Une série d'attaques dans le quartier
Depuis une dizaine de jours, trois restaurants du secteur ont été ciblés par des tentatives de dégradations et d'incendies. La division de la criminalité organisée et spécialisée a été saisie de l'enquête. Les méthodes employées sont attribuées aux narcotrafiquants, selon franceinfo.
Dans la vidéo obtenue par nos confrères, on voit les deux individus entrer avec un jerrican d'essence. L'arroseur prend la fuite et rejoint une Ford Fiesta qui file vers les quartiers nord de Marseille. Le restaurateur, lui, lutte avec le deuxième homme avant qu'il ne s'échappe à son tour.
Le restaurateur témoigne
« Je ne voulais pas qu'il s'enfuie. Mais c'est vrai qu'il aurait pu être armé », a confié le patron à La Provence. Il a ajouté : « Depuis qu'on a ouvert, je n'avais jamais vu ça. »
Ces actes d'intimidation et de dégradations n'ont fait l'objet d'aucune tentative d'extorsion. « Ça va peut-être venir. On nous attaque peut-être pour venir nous proposer de nous protéger ensuite », a expliqué le restaurateur.
Un suspect interpellé, les commanditaires recherchés
Le premier fuyard, un homme de 24 ans, a été intercepté 20 minutes après sa tentative ratée par des policiers municipaux. Il était toujours en garde à vue vendredi 28 août dans les locaux de la brigade de répression du banditisme (BRB).

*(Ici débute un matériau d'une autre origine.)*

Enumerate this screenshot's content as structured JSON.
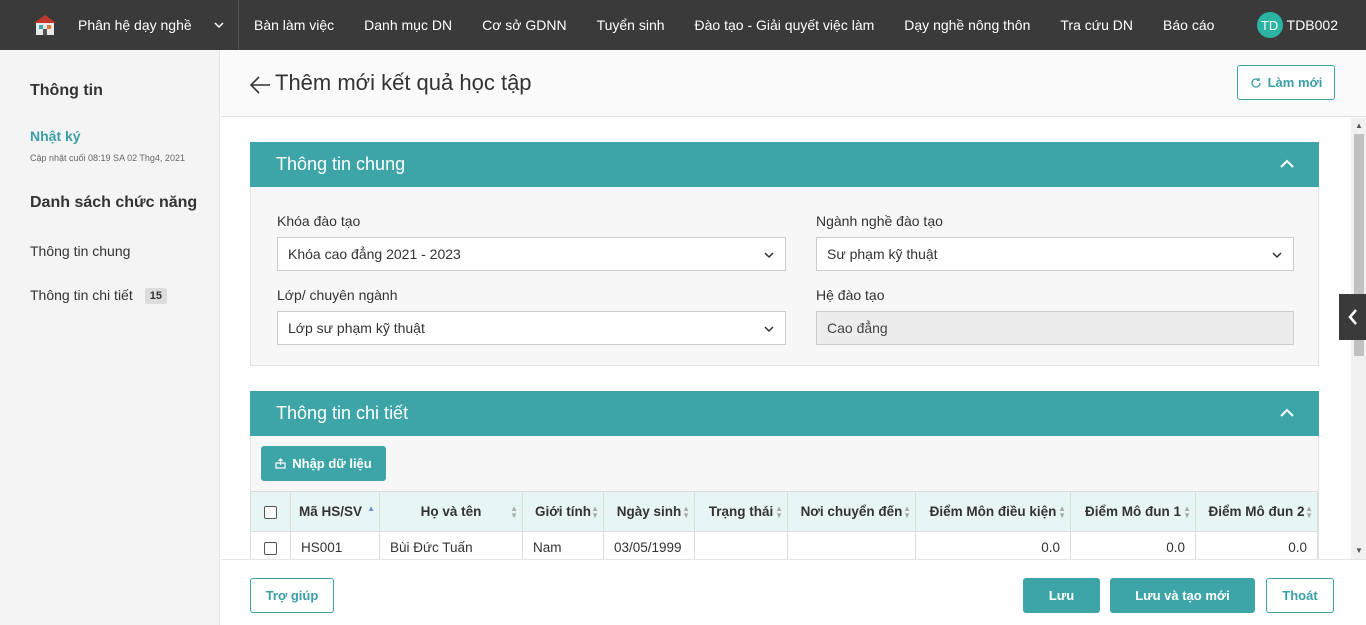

Les autorités cherchent à identifier les commanditaires. « C'est compliqué de faire le lien entre les équipes, puisque les petites mains sont recrutées sur la toile via les réseaux sociaux et ne se connaissent pas entre elles. Leur seul lien c'est le commanditaire qui souvent n'apparaît jamais, si ce n'est derrière un pseudo », a indiqué une source proche du dossier. « Pour s'attaquer à plusieurs établissements de la place, ça veut dire qu'il y a quelqu'un qui veut soit les racketter, soit y installer sa propre sécurité », a-t-elle complété.